D’espaces libres, on en dénombre assez peu quand, de l’île de la Giudecca où, par manque d’espace hôtelier libre et à prix non crapuleux, votre serviteur s’est exilé pour sa première nuit à Venise, on arrive à San Zaccaria – heureusement d’ailleurs qu’assez d’hommes fussent sanctifiés par l’Eglise, sans quoi Venise serait en manque d’inspiration de noms pour ses stations de Vaporetto – puisque toute l’esplanade y est souillée de stands touristiques dont les devantures, à mesure qu’on avance, répètent les mêmes produits standardisés qui varient des „J’adore Venise“ et autres sottises sous toutes les coutures et morphologies possibles.

Apogée de cette incroyable laideur du tourisme, les selfie-sticks à couleurs fluo comme pour imiter les vomissures que l’objet et son invention déclenchent inévitablement encombrent et les boutiques et les canaux vénitiens, où des embouteillages se créent régulièrement parce que des visiteurs font la file devant un pont pour prendre des photos interchangeables, copies presque conformes d’une espèce qui ne recherche plus que la reproduction du même – du vécu préfabriqué et identique pour tous.

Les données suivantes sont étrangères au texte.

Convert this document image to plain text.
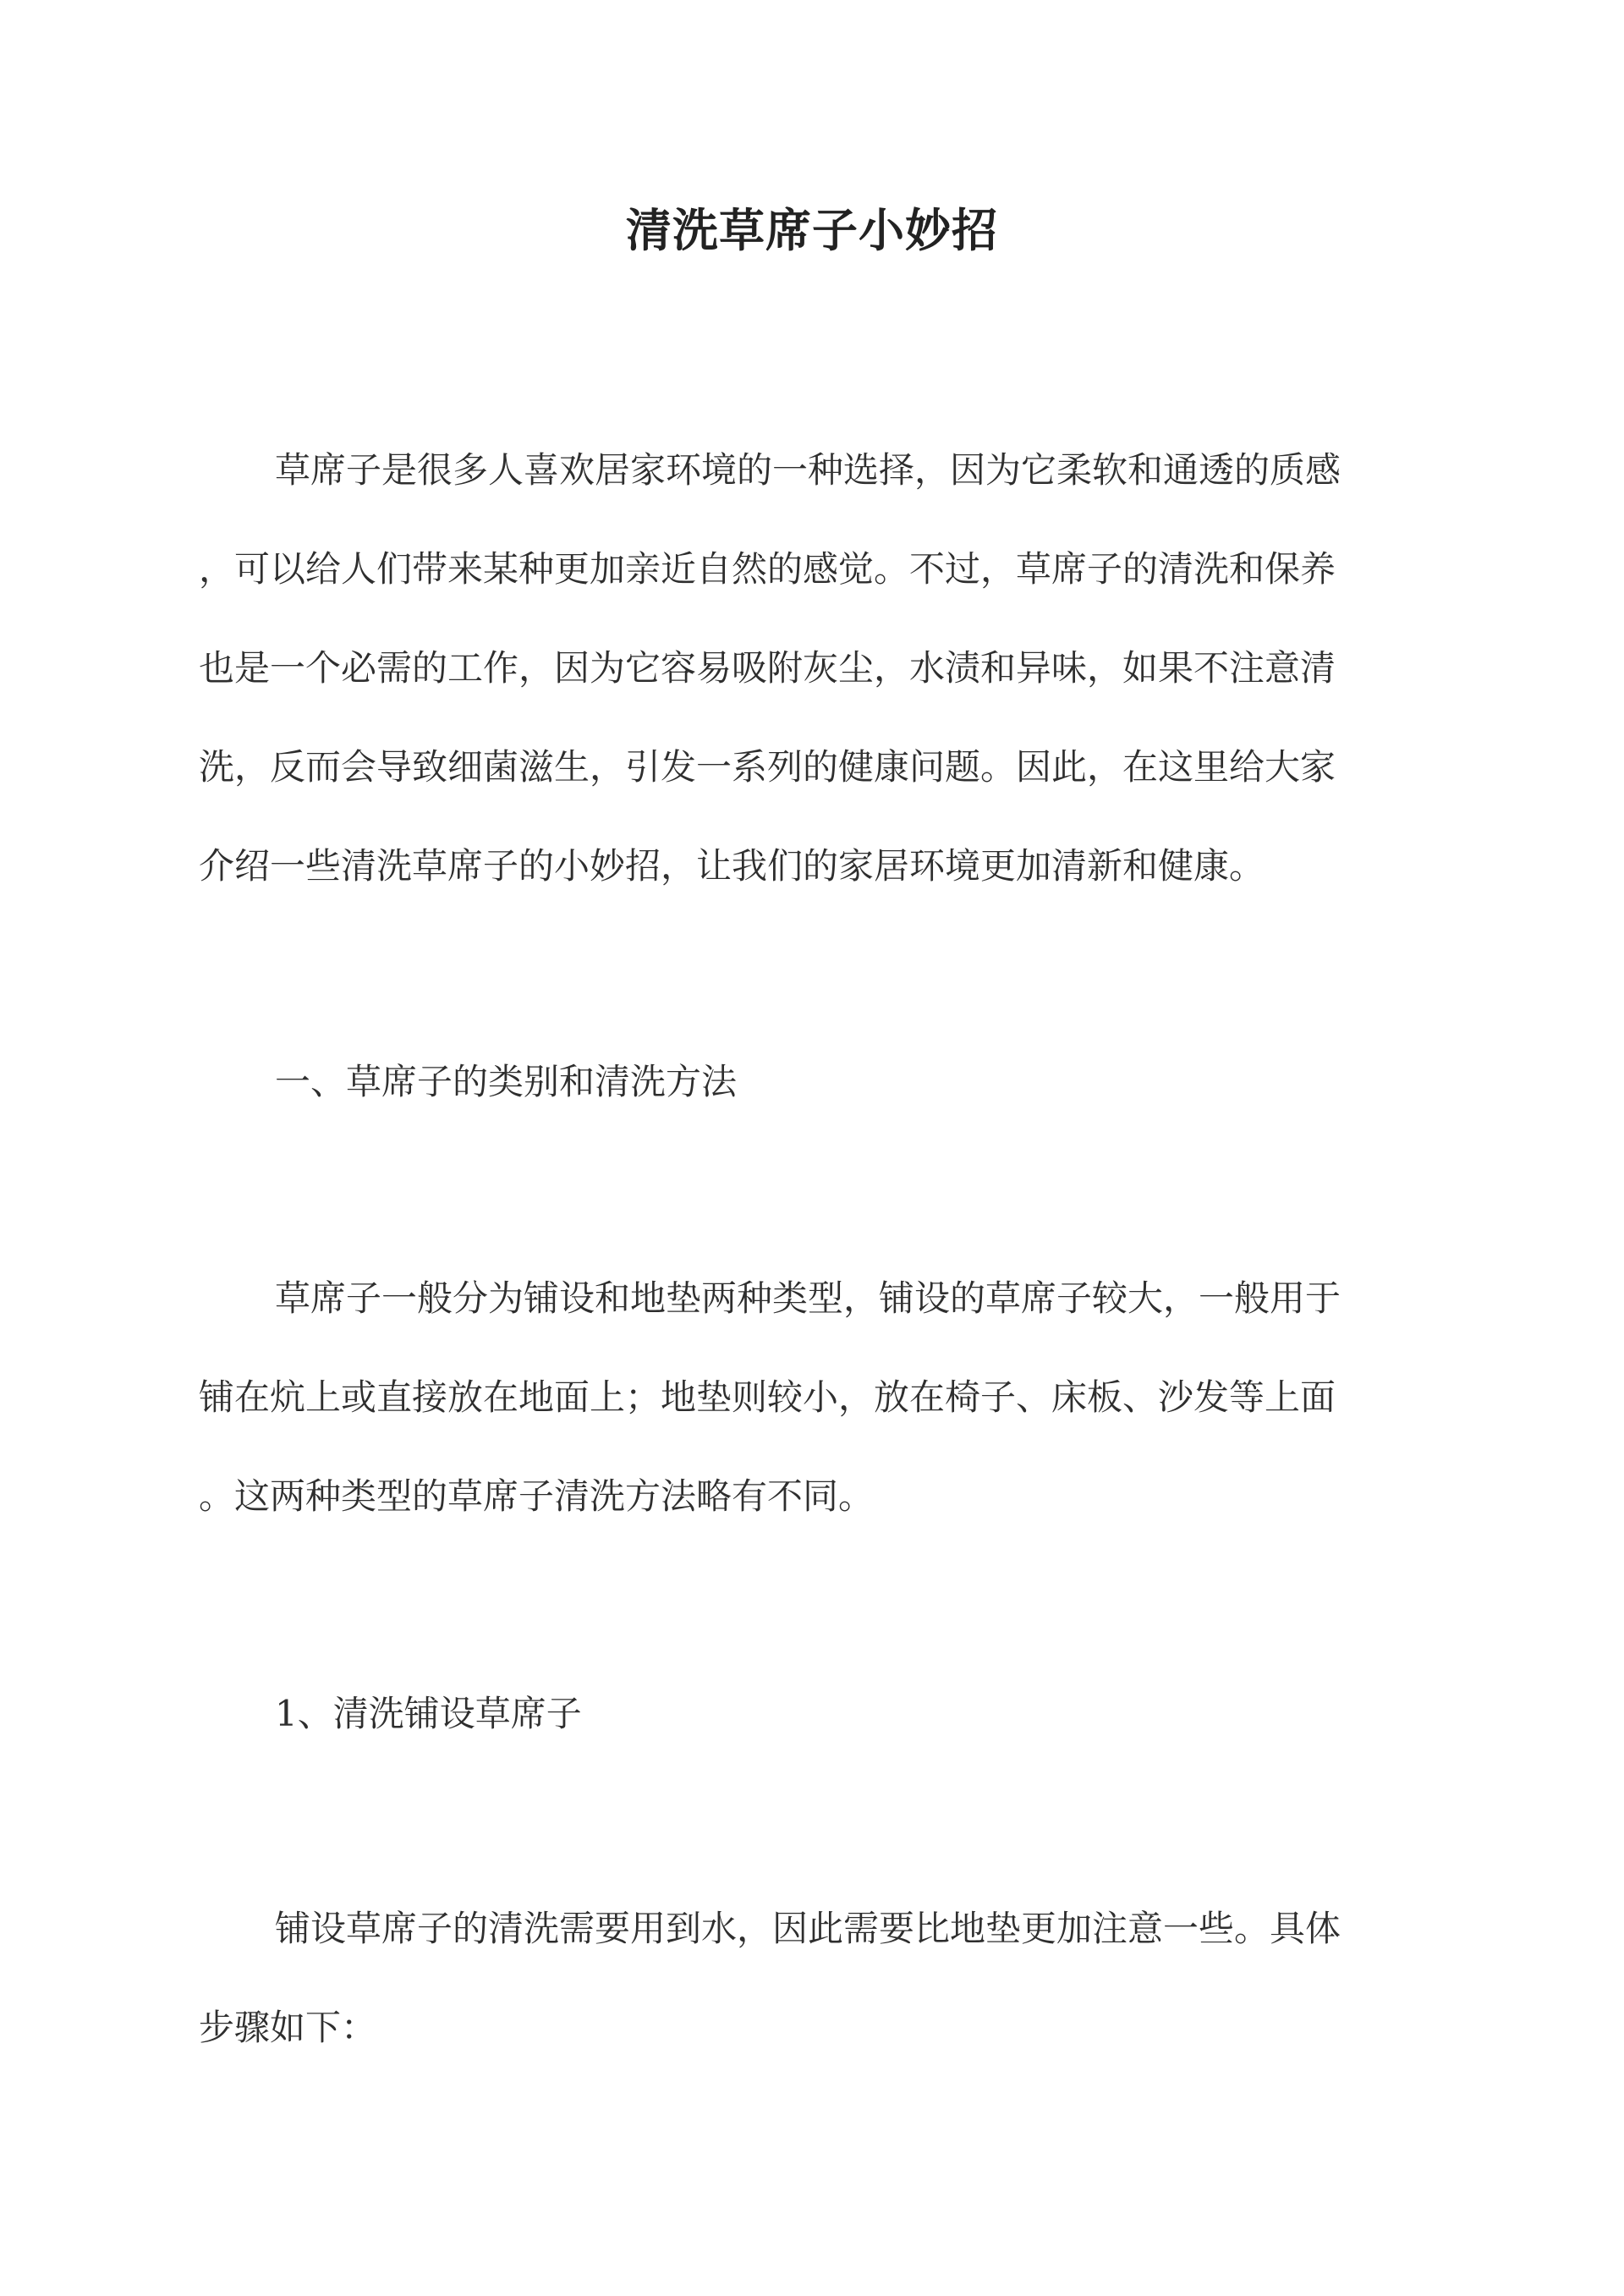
清洗草席子小妙招
草席子是很多人喜欢居家环境的一种选择，因为它柔软和通透的质感
，可以给人们带来某种更加亲近自然的感觉。不过，草席子的清洗和保养
也是一个必需的工作，因为它容易吸附灰尘，水渍和异味，如果不注意清
洗，反而会导致细菌滋生，引发一系列的健康问题。因此，在这里给大家
介绍一些清洗草席子的小妙招，让我们的家居环境更加清新和健康。
一、草席子的类别和清洗方法
草席子一般分为铺设和地垫两种类型，铺设的草席子较大，一般用于
铺在炕上或直接放在地面上；地垫则较小，放在椅子、床板、沙发等上面
。这两种类型的草席子清洗方法略有不同。
1、清洗铺设草席子
铺设草席子的清洗需要用到水，因此需要比地垫更加注意一些。具体
步骤如下：
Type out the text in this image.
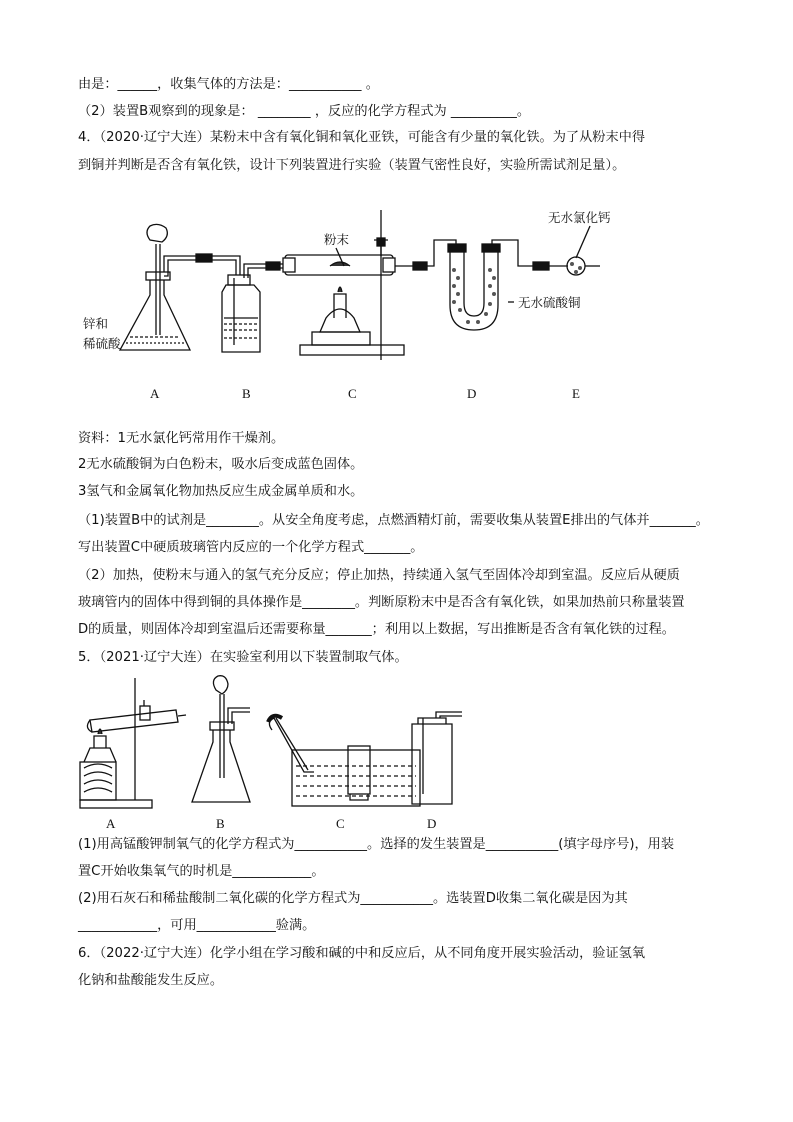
由是：______，收集气体的方法是：___________ 。
（2）装置B观察到的现象是： ________ ，反应的化学方程式为 __________。
4．（2020·辽宁大连）某粉末中含有氧化铜和氧化亚铁，可能含有少量的氧化铁。为了从粉末中得
到铜并判断是否含有氧化铁，设计下列装置进行实验（装置气密性良好，实验所需试剂足量）。
锌和
稀硫酸
粉末
无水氯化钙
无水硫酸铜
A	B	C	D	E
资料：1无水氯化钙常用作干燥剂。
2无水硫酸铜为白色粉末，吸水后变成蓝色固体。
3氢气和金属氧化物加热反应生成金属单质和水。
（1)装置B中的试剂是________。从安全角度考虑，点燃酒精灯前，需要收集从装置E排出的气体并_______。
写出装置C中硬质玻璃管内反应的一个化学方程式_______。
（2）加热，使粉末与通入的氢气充分反应；停止加热，持续通入氢气至固体冷却到室温。反应后从硬质
玻璃管内的固体中得到铜的具体操作是________。判断原粉末中是否含有氧化铁，如果加热前只称量装置
D的质量，则固体冷却到室温后还需要称量_______；利用以上数据，写出推断是否含有氧化铁的过程。
5．（2021·辽宁大连）在实验室利用以下装置制取气体。
A	B	C	D
(1)用高锰酸钾制氧气的化学方程式为___________。选择的发生装置是___________(填字母序号)，用装
置C开始收集氧气的时机是____________。
(2)用石灰石和稀盐酸制二氧化碳的化学方程式为___________。选装置D收集二氧化碳是因为其
____________，可用____________验满。
6．（2022·辽宁大连）化学小组在学习酸和碱的中和反应后，从不同角度开展实验活动，验证氢氧
化钠和盐酸能发生反应。
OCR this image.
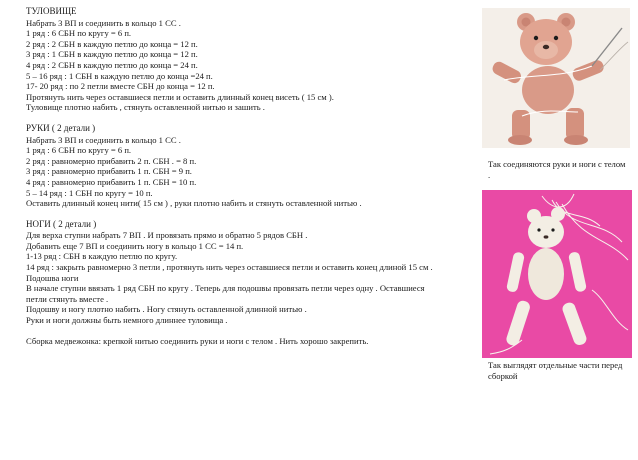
ТУЛОВИЩЕ
Набрать 3 ВП и соединить в кольцо 1 СС .
1 ряд : 6 СБН по кругу = 6 п.
2 ряд : 2 СБН в каждую петлю до конца = 12 п.
3 ряд : 1 СБН в каждую петлю до конца = 12 п.
4 ряд : 2 СБН в каждую петлю до конца = 24 п.
5 – 16 ряд : 1 СБН в каждую петлю до конца =24 п.
17- 20 ряд : по 2 петли вместе СБН до конца = 12 п.
Протянуть нить через оставшиеся петли и оставить длинный конец висеть ( 15 см ).
Туловище плотно набить , стянуть оставленной нитью и зашить .
РУКИ ( 2 детали )
Набрать 3 ВП и соединить в кольцо 1 СС .
1 ряд : 6 СБН по кругу = 6 п.
2 ряд : равномерно прибавить 2 п. СБН . = 8 п.
3 ряд : равномерно прибавить 1 п. СБН = 9 п.
4 ряд : равномерно прибавить 1 п. СБН = 10 п.
5 – 14 ряд : 1 СБН по кругу = 10 п.
Оставить длинный конец нити( 15 см ) , руки плотно набить и стянуть оставленной нитью .
НОГИ ( 2 детали )
Для верха ступни набрать 7 ВП . И провязать прямо и обратно 5 рядов СБН .
Добавить еще 7 ВП и соединить ногу в кольцо 1 СС = 14 п.
1-13 ряд : СБН в каждую петлю по кругу.
14 ряд : закрыть равномерно 3 петли , протянуть нить через оставшиеся петли и оставить конец длиной 15 см .
Подошва ноги
В начале ступни ввязать 1 ряд СБН по кругу . Теперь для подошвы провязать петли через одну . Оставшиеся
петли стянуть вместе .
Подошву и ногу плотно набить . Ногу стянуть оставленной длинной нитью .
Руки и ноги должны быть немного длиннее туловища .
Сборка медвежонка: крепкой нитью соединить руки и ноги с телом . Нить хорошо закрепить.
Так соединяются руки и ноги с телом .
Так выглядят отдельные части перед сборкой
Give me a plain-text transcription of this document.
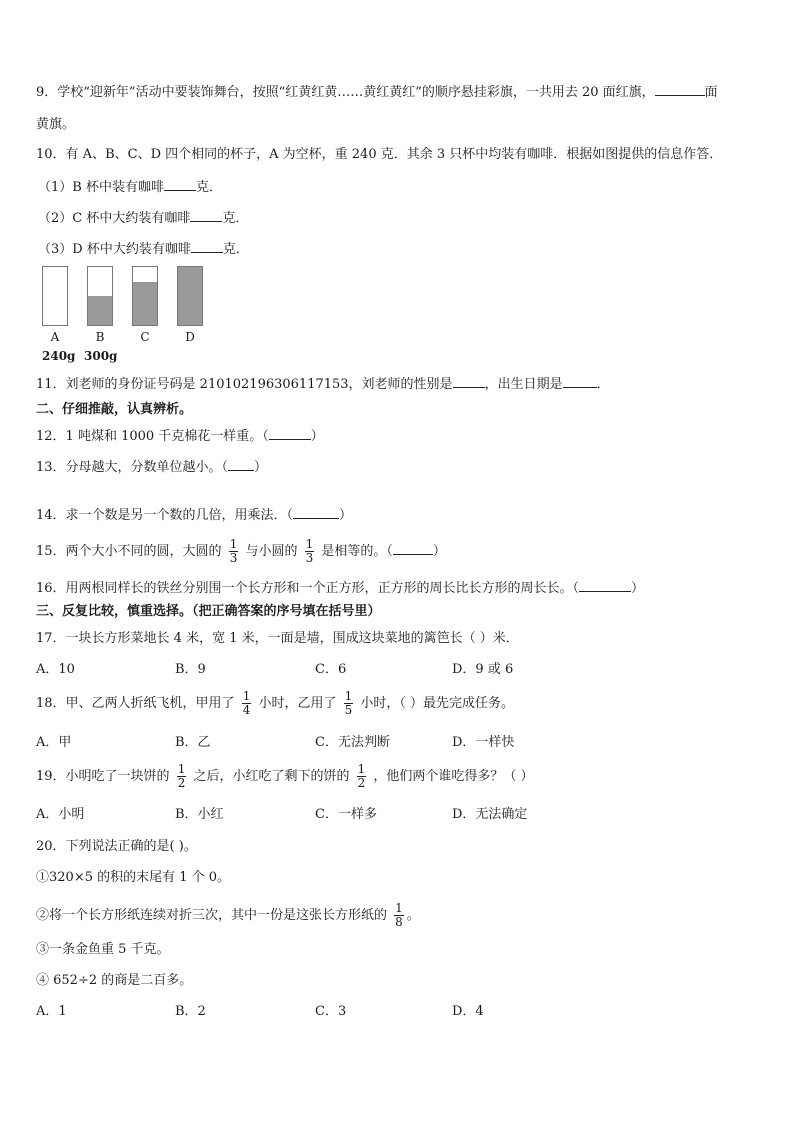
9．学校“迎新年”活动中要装饰舞台，按照“红黄红黄……黄红黄红”的顺序悬挂彩旗，一共用去 20 面红旗，	面
黄旗。
10．有 A、B、C、D 四个相同的杯子，A 为空杯，重 240 克．其余 3 只杯中均装有咖啡．根据如图提供的信息作答．
（1）B 杯中装有咖啡 克．
（2）C 杯中大约装有咖啡 克．
（3）D 杯中大约装有咖啡 克．
A	B	C	D
240g 300g
11．刘老师的身份证号码是 210102196306117153，刘老师的性别是 ，出生日期是	．
二、仔细推敲，认真辨析。
12．1 吨煤和 1000 千克棉花一样重。（	）
13．分母越大，分数单位越小。（ ）
14．求一个数是另一个数的几倍，用乘法．（	）
15．两个大小不同的圆，大圆的 $\frac{1}{3}$ 与小圆的 $\frac{1}{3}$ 是相等的。（	）
16．用两根同样长的铁丝分别围一个长方形和一个正方形，正方形的周长比长方形的周长长。（	）
三、反复比较，慎重选择。（把正确答案的序号填在括号里）
17．一块长方形菜地长 4 米，宽 1 米，一面是墙，围成这块菜地的篱笆长（ ）米．
A．10	B．9	C．6	D．9 或 6
18．甲、乙两人折纸飞机，甲用了 $\frac{1}{4}$ 小时，乙用了 $\frac{1}{5}$ 小时，（ ）最先完成任务。
A．甲	B．乙	C．无法判断	D．一样快
19．小明吃了一块饼的 $\frac{1}{2}$ 之后，小红吃了剩下的饼的 $\frac{1}{2}$ ，他们两个谁吃得多？（ ）
A．小明	B．小红	C．一样多	D．无法确定
20．下列说法正确的是( )。
①320×5 的积的末尾有 1 个 0。
②将一个长方形纸连续对折三次，其中一份是这张长方形纸的 $\frac{1}{8}$ 。
③一条金鱼重 5 千克。
④ 652÷2 的商是二百多。
A．1	B．2	C．3	D．4
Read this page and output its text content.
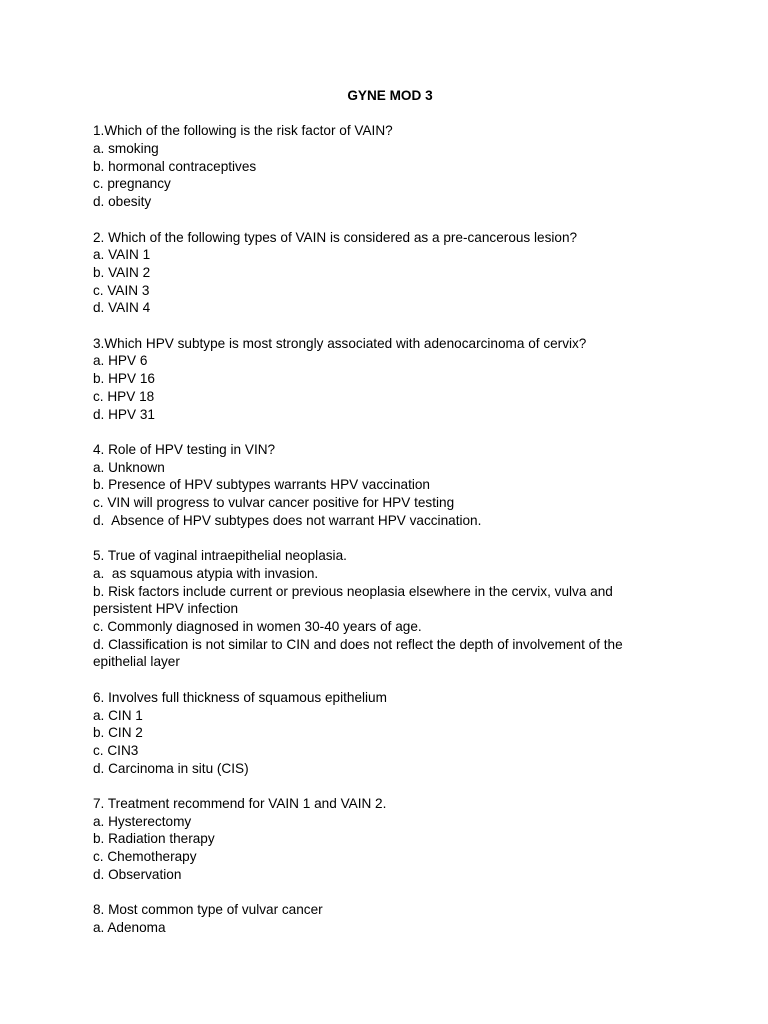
GYNE MOD 3
1.Which of the following is the risk factor of VAIN?
a. smoking
b. hormonal contraceptives
c. pregnancy
d. obesity
2. Which of the following types of VAIN is considered as a pre-cancerous lesion?
a. VAIN 1
b. VAIN 2
c. VAIN 3
d. VAIN 4
3.Which HPV subtype is most strongly associated with adenocarcinoma of cervix?
a. HPV 6
b. HPV 16
c. HPV 18
d. HPV 31
4. Role of HPV testing in VIN?
a. Unknown
b. Presence of HPV subtypes warrants HPV vaccination
c. VIN will progress to vulvar cancer positive for HPV testing
d.  Absence of HPV subtypes does not warrant HPV vaccination.
5. True of vaginal intraepithelial neoplasia.
a.  as squamous atypia with invasion.
b. Risk factors include current or previous neoplasia elsewhere in the cervix, vulva and persistent HPV infection
c. Commonly diagnosed in women 30-40 years of age.
d. Classification is not similar to CIN and does not reflect the depth of involvement of the epithelial layer
6. Involves full thickness of squamous epithelium
a. CIN 1
b. CIN 2
c. CIN3
d. Carcinoma in situ (CIS)
7. Treatment recommend for VAIN 1 and VAIN 2.
a. Hysterectomy
b. Radiation therapy
c. Chemotherapy
d. Observation
8. Most common type of vulvar cancer
a. Adenoma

Et je me mets à avoir un peu honte, quand je fais claquer sur les pavés inégaux de la ville ma petite valise qui trahit mon statut de touriste tout autant que me démasquent les quelques bribes d’italien restés logés au fin fond de mon cerveau du temps du lycée, bribes que j’en extirpe péniblement pour commander, pas peu fier, en italien, „un espresso“, quand ça n’est pas, en fin de journée, „un bicchieri di rosso“ prenant l’air, malgré mon accent pourri, d’un italien de pure souche.

De ces espaces vénitiens clos, touffus, denses, imbriqués et redondants comme une boucle infinie dans un monde virtuel, antichambre ou antithèse de ce qui nous attendra à l’Arsenale et aux Giardini, on entre donc directement dans cette 16e mouture de la Biennale d’architecture, qui décline l’idée de l’espace libre en le problématisant – car combien restent-ils d’espaces libres face à la soif de privatisation des promoteurs, face aux encombrements des grandes villes, face aux problèmes de surpopulation urbaine et d’abandon rural –, variant souvent la représentation des espaces libres ou à libérer.

Sociétal ou esthétique?

De ce contraste entre encombrement touristique des rues vénitiennes et des espaces libres et potentiels des expositions résulte un premier constat, qui est peut-être celui du contraste entre les formes de vie et infrastructures actuelles et la dimension quelque peu utopique de maint projet exposé encore jusqu’au 25 novembre à Venise. Comme par exemple ce pavillon danois, dont un projet a recours à une nouvelle forme de déplacement via la technique de l’Hyperloop, qui permettra de combiner la vitesse des avions et le confort individuel de la voiture à l’efficacité des chemins de fer pour rallier des grandes distances en un rien de temps et soulager le réseau routier (une piste pour le trafic frontalier au Luxembourg?).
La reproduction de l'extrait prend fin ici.